Gilmar de Carvalho influenciou muitos estudos, pesquisas e trabalhos na cultura popular e no jornalismo. Seu legado é vasto e inspirador, como demonstram os versos do escritor e também pesquisador cultural Oswald Barroso.

Gilmar de Carvalho

Feito um carvalho plantado à beira do mar

Raízes fincadas no fundo da terra, sertão afora

Aos que ficam ou vão embora –

Feito o teu povo andejo –

Levando o sal da maresia

Para alimentar os bardos sertanejos.

Frágil, seguiste, como a brisa marinha,

Por sobre a caatinga deslindando

frases, poemas e cantigas,

desfiando o fio das profecias

feito um mágico de magias

doces como a flor da jurema

denso como a gema do piqui

semente brotando nos mais áridos

desertos de cactos e espinhos

imensos corações e carinhos.

Gilmar, teu sonho

abriu veredas e caminhos

na alma mutilada das multidões,

remoendo passados, refazendo eras mais antigas

De saaras, searas e siriarás,

A semear novas utopias

Para alegria dos que virão.

Gilmar, parceiro e amigo

Teu sonho segue comigo

roçado em mutirão!

Ilustração: Carlus Campos

O cordelista e cartunista Klévisson Viana, dedicou versos a Gilmar de Carvalho:

“A morte tão sorrateira

 Na Covid fez atalho

 A marreta do destino

Com desprezo desce o malho

E a Cultura perplexa

Perde Gilmar de Carvalho.


Calou-se a voz que falava

Com estilo e desenvoltura

Na vida mostrou que era

Sábio de grande estatura

Foi ele quem mais lutou

Em prol da nossa cultura.


Todo o Ceará lamenta

O Nordeste está de luto

Pela partida do mestre

Que pesquisou resoluto

Costumes e tradições

Do nosso povo matuto.

Mente prodigiosa

Mestre em Comunicação Social pela Universidade Metodista de São Paulo e doutor em Comunicação e Semiótica pela Pontifícia Universidade Católica de São Paulo (1998), Francisco Gilmar Cavalcante de Carvalho, nascido em Sobral, no ano de 1949,  ingressou na UFC em 1984, como professor do antigo Curso de Comunicação Social, que era composto pelas habilitações em Jornalismo e Publicidade e Propaganda.

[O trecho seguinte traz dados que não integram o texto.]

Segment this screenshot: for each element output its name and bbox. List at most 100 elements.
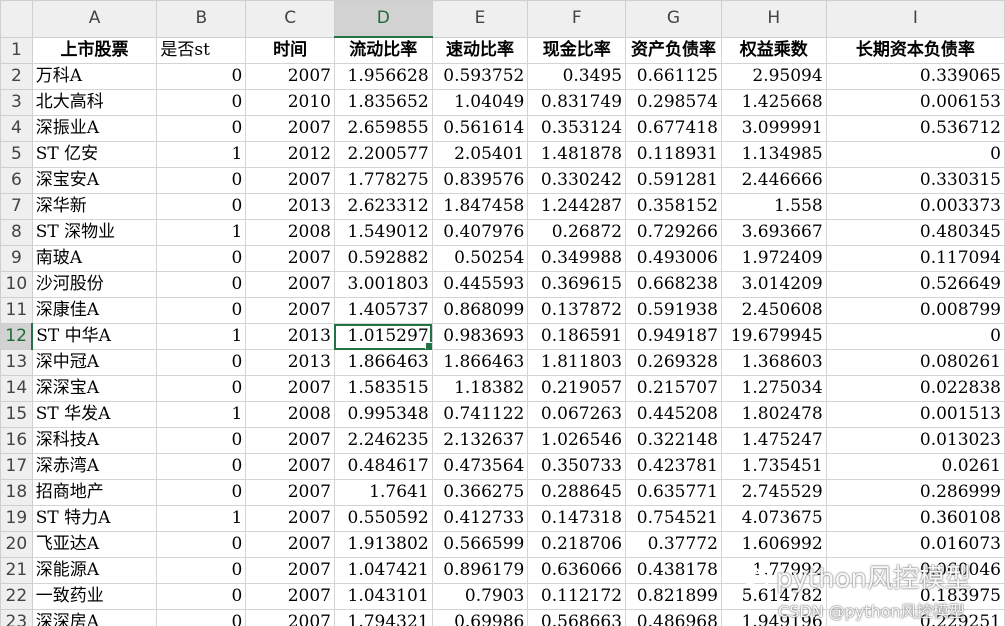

Aposentou-se em 2010, mas permanecia em plena atividade, atuando como “uma das mentes mais prodigiosas e sagazes da cultura cearense”, conforme descreveram em nota os colegas do Curso de Jornalismo e do Programa de Pós-Graduação em Comunicação da UFC. Para este ano de 2021, preparava a publicação de uma nova obra, “A poética das vozes”, sobre o legado de grandes nomes da cantoria, do cordel, dos saraus e de outras linguagens artísticas.

Em 2009, Gilmar de Carvalho iniciou a doação de seu arquivo pessoal ao Acervo do Escritor Cearense (AEC), da Biblioteca de Ciências Humanas da UFC. São livros, documentos, fotografias, correspondências, reportagens e manuscritos referentes à memória de importantes nomes da cultura cearense.